Gratl v. R. – FCA:  No palpable and overriding error in Tax Court finding that taxpayer received notices of reassessment

https://decisions.fca-caf.gc.ca/fca-caf/decisions/en/item/360669/index.do

Gratl v. Canada (January 4, 2019 – 2019 FCA 3, Webb, Rennie, Laskin (Author) JJ. A.).

Précis:   The taxpayer applied to the Tax Court for an extension of time to file notices of appeal for her 2003 and 2004 taxation years.  She argued that she never received the notices of reassessment, did not file notices of objection to them and did not receive notices of confirmation from CRA.  Visser J. rejected her application, accepting CRA’s evidence that the notices of reassessment had been sent to her, that her accountant had filed notices of objection and that the reassessments had been confirmed.  He drew a negative inference from her failure to call her accountant.  The Federal Court of Appeal dismissed the appeal, with costs fixed at $1,000, on the basis that Ms. Gratl had failed to establish a palpable and overriding error on the part of the Tax Court Judge.

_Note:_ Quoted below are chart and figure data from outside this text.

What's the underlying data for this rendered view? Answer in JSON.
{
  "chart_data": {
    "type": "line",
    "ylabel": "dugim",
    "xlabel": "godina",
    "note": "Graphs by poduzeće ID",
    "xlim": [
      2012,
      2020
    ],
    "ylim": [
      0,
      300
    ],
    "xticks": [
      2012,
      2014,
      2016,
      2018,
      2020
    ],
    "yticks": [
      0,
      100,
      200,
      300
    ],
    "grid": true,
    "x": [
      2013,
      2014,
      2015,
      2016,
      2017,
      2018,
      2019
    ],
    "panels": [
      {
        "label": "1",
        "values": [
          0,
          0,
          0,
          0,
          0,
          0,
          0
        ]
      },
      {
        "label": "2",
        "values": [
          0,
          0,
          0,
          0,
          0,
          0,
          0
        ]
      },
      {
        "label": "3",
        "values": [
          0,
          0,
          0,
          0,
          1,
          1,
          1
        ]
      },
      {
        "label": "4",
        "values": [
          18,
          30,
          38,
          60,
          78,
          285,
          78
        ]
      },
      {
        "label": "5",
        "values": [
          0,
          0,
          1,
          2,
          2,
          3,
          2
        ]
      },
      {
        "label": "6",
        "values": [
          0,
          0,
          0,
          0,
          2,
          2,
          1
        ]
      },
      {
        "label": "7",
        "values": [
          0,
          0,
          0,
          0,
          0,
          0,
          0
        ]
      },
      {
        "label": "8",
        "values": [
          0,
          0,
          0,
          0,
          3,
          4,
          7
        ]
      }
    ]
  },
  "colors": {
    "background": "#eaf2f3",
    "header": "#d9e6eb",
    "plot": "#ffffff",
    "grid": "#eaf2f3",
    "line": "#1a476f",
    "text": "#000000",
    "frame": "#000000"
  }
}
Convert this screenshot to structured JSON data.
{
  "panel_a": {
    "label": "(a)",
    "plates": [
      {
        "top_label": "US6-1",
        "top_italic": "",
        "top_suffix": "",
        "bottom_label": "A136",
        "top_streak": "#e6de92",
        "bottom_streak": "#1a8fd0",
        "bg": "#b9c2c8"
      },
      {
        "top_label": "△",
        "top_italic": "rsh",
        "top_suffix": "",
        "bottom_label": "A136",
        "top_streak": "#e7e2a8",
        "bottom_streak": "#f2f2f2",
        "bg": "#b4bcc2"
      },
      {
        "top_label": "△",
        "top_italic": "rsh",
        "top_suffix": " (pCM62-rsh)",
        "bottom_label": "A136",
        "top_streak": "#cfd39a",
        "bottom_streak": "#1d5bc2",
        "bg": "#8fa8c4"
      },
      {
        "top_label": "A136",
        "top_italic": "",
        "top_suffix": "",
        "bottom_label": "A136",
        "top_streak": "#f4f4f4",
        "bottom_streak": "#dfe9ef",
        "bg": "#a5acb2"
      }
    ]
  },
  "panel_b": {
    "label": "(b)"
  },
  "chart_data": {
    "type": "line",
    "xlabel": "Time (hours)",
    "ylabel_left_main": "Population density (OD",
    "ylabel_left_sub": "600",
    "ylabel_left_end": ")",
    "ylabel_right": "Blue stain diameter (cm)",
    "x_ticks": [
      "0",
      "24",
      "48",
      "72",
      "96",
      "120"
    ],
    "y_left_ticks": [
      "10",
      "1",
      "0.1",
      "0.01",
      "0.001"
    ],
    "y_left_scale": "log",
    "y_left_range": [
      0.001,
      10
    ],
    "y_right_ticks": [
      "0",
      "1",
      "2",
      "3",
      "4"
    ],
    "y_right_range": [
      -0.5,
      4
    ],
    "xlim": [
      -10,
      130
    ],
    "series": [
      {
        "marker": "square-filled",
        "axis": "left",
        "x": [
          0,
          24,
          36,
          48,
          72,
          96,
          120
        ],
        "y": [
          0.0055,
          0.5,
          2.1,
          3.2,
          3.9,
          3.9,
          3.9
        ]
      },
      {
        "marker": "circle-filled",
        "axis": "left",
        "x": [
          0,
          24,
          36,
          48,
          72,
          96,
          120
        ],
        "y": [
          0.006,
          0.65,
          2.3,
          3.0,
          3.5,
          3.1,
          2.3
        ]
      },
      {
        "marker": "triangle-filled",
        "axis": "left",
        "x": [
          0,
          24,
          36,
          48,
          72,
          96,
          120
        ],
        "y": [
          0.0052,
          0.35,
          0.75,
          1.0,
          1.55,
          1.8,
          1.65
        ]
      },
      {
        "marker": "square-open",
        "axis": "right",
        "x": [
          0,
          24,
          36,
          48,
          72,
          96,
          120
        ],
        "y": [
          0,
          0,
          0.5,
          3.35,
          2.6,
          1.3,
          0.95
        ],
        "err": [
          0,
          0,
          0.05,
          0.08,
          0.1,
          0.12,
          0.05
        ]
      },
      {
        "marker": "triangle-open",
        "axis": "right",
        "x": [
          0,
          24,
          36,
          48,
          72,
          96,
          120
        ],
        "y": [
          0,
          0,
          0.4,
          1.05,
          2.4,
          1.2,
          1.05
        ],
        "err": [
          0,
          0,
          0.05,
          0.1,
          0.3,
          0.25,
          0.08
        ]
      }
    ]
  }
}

Decision:   The Court of Appeal found that Ms. Gratl simply failed to meet the high standard required to establish a palpable and overriding error:

[4]  I agree with Ms. Gratl that the affidavit evidence submitted by the Minister could have been more definitive. For example, it would have been helpful to include copies or, if copies were no longer available, at least reconstructed versions of the notices of reassessment in issue. Similarly, since the deponent of one of the affidavits relied on a fax received from Ms. Gratl to conclude that she knew of the notices of reassessment and related notice of objection, and was receiving letters and messages from the CRA, it would have been helpful to include a copy of the fax as an exhibit. As a further example, one of the documents that was exhibited, and on which the Minister relied to establish mailing of the notices, was a form that was both undated and incompletely filled out.

[5]  However, the palpable and overriding error standard is a high one. It prohibits an appellate court from setting aside a factual finding if there was “some evidence” on which the trial or motion judge could have relied to reach that finding: Housen v. Nikolaisen, 2002 SCC 33 at para. 1, [2002] 2 S.C.R. 235. Here, despite the evidentiary issues referred to above, the affidavits filed by officers of the CRA provided evidence on which the Tax Court was fully entitled to rely. It follows that the Tax Court made no reviewable error in finding that the notices were sent.

Thus the appeal was dismissed with costs fixed at $1,000.